Monday, Dec. 22, 1952

Gentlemanly Jujitsu

At Paris' unheated Palais des Sports last week, the barefooted contestants, dressed in pajama like costumes, clambered carefully into the canvas-covered ring. At a signal from the referee, the contestants knelt on their haunches, Japanese style, heads bowed low. Then they hopped to their feet and came out fighting. Much of the fighting was a soundless, antic pantomime with the contestants warily circling each other, clutching pajama tops, watching the opponent's feet like two children taking their first steps on the dance floor.

After four minutes, the silence was broken by a bloodcurdling "Yeeeeooowwhh!" France's Guy Verrier, uttering the cry to 1) unnerve his opponent, and 2) give added power to his stomach muscles, caught his opponent with a hip hold, gave a mighty heave and hurled Austria's Robert Jaquemond to the mat. The toss earned France's Verrier, 24, a strapping 202-pounder, the individual title at the European Judo championships, and helped France win the team crown (over Austria, 2-0). The fall gave Austria's burly Jaquemond the only injury of the tournament: a sprained wrist.

"Muscle Culture." As last week's tournament showed, the sport of judo, founded in 1882 by a Japanese named Jigoro Kano, is nothing more than a gentlemanly version of jujitsu. Kano learned the ancient art at 18, but decided that the kicking, stabbing and choking were more than he could stomach. So he founded the "muscle culture" of judo, an "efficient use of energy" that eliminated the mayhem and murder of jujitsu. Since Kano's time, the judo cult has spread to all corners of the globe. The first judo club was formed in Britain in 1918, in France in 1938. After the war, judo boomed. France, center of the European cult, now has 150,000 judo wrestlers (called judoka) in 500 clubs, and the International Judo Federation now includes ten European nations.*

Judoka consider themselves head & shoulders above ordinary grunt & groaners. One haughty English contestant spoke up for all judoka last week: "Judo is a clean, honest sport, an art, physical poetry, not a childish theatrical exhibition."

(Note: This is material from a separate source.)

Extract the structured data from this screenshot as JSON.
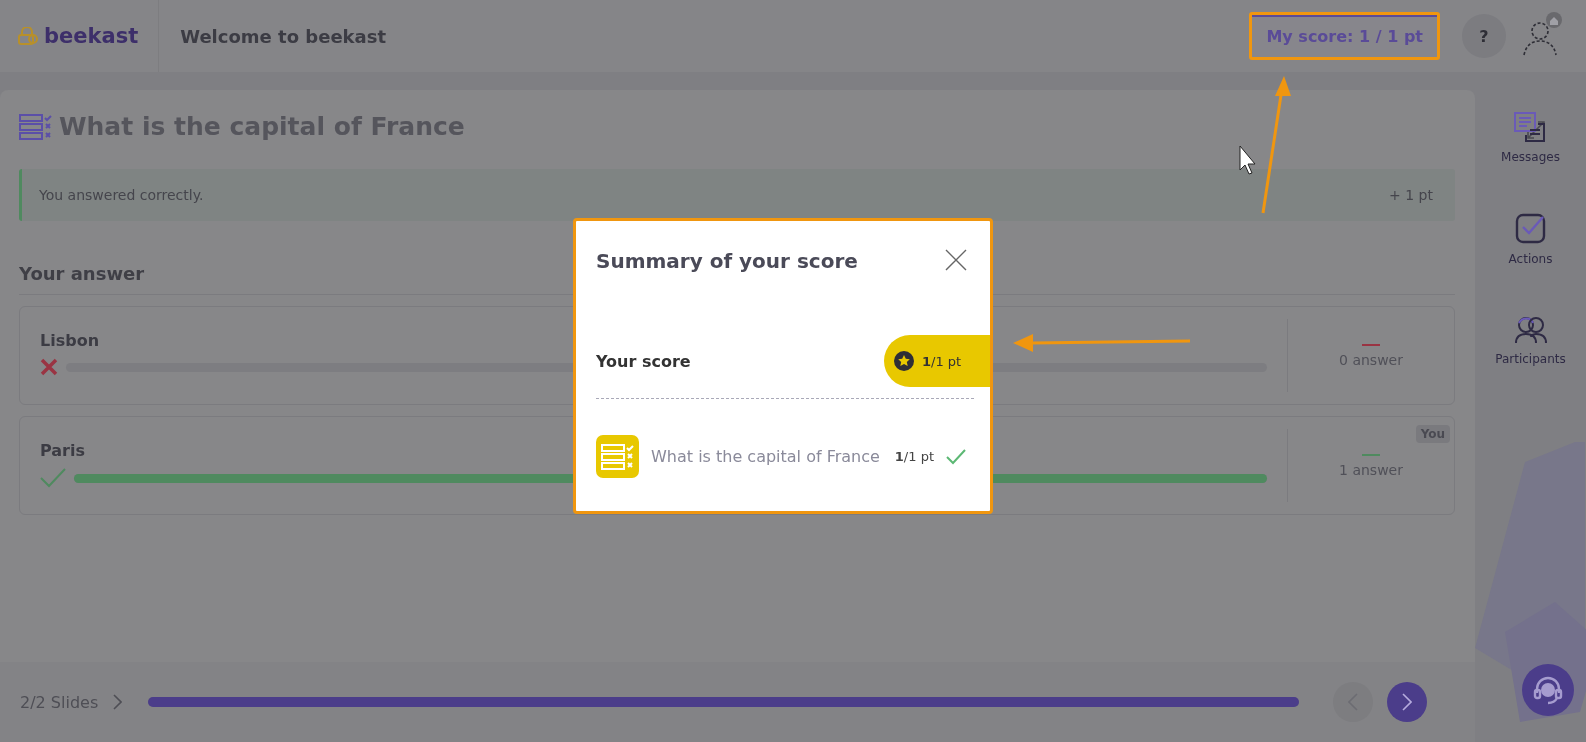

"I Can't Look!" After the championships last week there was one theatrical exhibition that made even judoka shudder. As a finale to the tournament, Japan's little (5 ft. 6 in., 165 lbs.) Shozo Awazu, currently coaching in France, took on ten of the contestants one after another.

One ringside Frenchman, swigging cognac against the cold, covered his eyes as Awazu let loose the first of his shrieking "Yeeeeooowwhhs!" "God, I can't look," shuddered the ringsider. "Tell me if he eats them too." Awazu, a sixth-dan judoka,* did not go that far, but he tossed the ten contestants in just 15 minutes without even raising a sweat.

* The ten: France, Britain, Italy, Austria, Switzerland, The Netherlands, Belgium, Luxembourg, West Germany and Denmark. Next year the U.S., Canada, Cuba, Brazil, Argentina and Australia are expected to join. Last week Japan (with more than 1,000,000 judo athletes) joined the federation and Risei Kano, son of judo's founder, became the new president. *In judo hierarchy, contestants are graded by an intricate system. Novices wear white belts. Then, through about two years' training, the novice judoka progresses through yellow, orange, green, blue and brown belts. From brown to the coveted black takes another year. There are ten grades of black belt, starting with first dan (i.e., grade). Sixth dan is the highest competitive rank. Higher dans are reserved for judo masters. No European ranks higher than fifth dan, but there are three tenth-dan men in the world, all Japanese.